Here are three things that you should not do when your partner cheats:

  • Do not try to get even by having an affair of your own. Acting destructively to even the score will do no good, trying to get even will keep your anger alive and keeps you in a state of negativity, which will prevent you from moving on and going forward in your life. To recover from infidelity, you need to try to be on the same team, not opposing ones. Getting even will give the vengeful partner a momentary sense of satisfaction, but ultimately it is not going to move you towards any resolution and will only make things more complicated.
  • Do not fall apart, it is very normal to have a good cry or five after a break up, and when the breakup follows a long-term relationship, expect to need time to recover. Realize that this situation does not define you. Your life is not over. Staying in your home while eating ice cream with the blinds closed and showing no interest in answering your phone is a bad idea, while dealing with this new reality and learning how to get over being cheated may be scary but think of it as a chance for you to start over and who knows, things might even turn out for the better.
  • Don’t play the victim card, it is true that you did not deserve to have someone cheat on you, but it does not mean that you should roll about in self-pity. Playing the victim will keep you feeling helpless and damaged, and it will continue to keep you feeling bad about yourself.
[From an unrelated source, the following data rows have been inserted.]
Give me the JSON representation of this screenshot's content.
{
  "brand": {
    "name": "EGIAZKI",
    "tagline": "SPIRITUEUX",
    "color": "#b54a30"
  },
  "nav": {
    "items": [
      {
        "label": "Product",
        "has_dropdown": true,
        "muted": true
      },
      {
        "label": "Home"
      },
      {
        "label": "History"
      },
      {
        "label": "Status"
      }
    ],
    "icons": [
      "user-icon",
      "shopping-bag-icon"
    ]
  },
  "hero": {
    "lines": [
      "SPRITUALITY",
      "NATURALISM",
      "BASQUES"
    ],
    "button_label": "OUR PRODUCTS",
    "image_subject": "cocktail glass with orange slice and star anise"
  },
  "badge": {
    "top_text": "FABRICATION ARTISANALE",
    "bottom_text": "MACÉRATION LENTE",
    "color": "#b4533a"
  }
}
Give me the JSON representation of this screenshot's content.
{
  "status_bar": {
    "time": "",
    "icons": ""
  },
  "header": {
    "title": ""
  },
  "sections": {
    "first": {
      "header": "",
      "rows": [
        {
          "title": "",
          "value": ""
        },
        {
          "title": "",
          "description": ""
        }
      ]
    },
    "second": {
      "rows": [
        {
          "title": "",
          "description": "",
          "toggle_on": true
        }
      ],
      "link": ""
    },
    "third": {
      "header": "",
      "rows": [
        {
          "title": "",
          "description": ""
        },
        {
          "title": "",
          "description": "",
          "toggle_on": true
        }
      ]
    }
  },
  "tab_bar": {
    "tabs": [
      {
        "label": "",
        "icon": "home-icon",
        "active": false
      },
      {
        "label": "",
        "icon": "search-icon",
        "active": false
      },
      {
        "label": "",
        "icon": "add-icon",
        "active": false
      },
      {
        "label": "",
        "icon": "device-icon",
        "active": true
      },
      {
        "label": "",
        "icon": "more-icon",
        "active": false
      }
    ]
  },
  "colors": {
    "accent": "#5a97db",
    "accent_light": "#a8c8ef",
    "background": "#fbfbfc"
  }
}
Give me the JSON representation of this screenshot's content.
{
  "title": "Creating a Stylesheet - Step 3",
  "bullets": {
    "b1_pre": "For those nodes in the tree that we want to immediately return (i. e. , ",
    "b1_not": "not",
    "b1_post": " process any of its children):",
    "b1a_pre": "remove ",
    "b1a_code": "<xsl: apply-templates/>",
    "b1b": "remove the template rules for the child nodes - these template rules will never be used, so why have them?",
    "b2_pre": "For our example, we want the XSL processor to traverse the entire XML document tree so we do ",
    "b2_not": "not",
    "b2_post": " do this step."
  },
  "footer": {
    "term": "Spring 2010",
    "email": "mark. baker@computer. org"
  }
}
As a result, your self-esteem will drop and you will find it difficult to participate in your life in a fulfilling way.

While being cheated on is nothing short of a traumatic experience, and there can be so many reasons it might have happened in different relationships and contexts. But no matter the reason, one thing can be certain, infidelity forces both of you to take a step back and look at what went wrong and decide how you want to move forward from there if at all.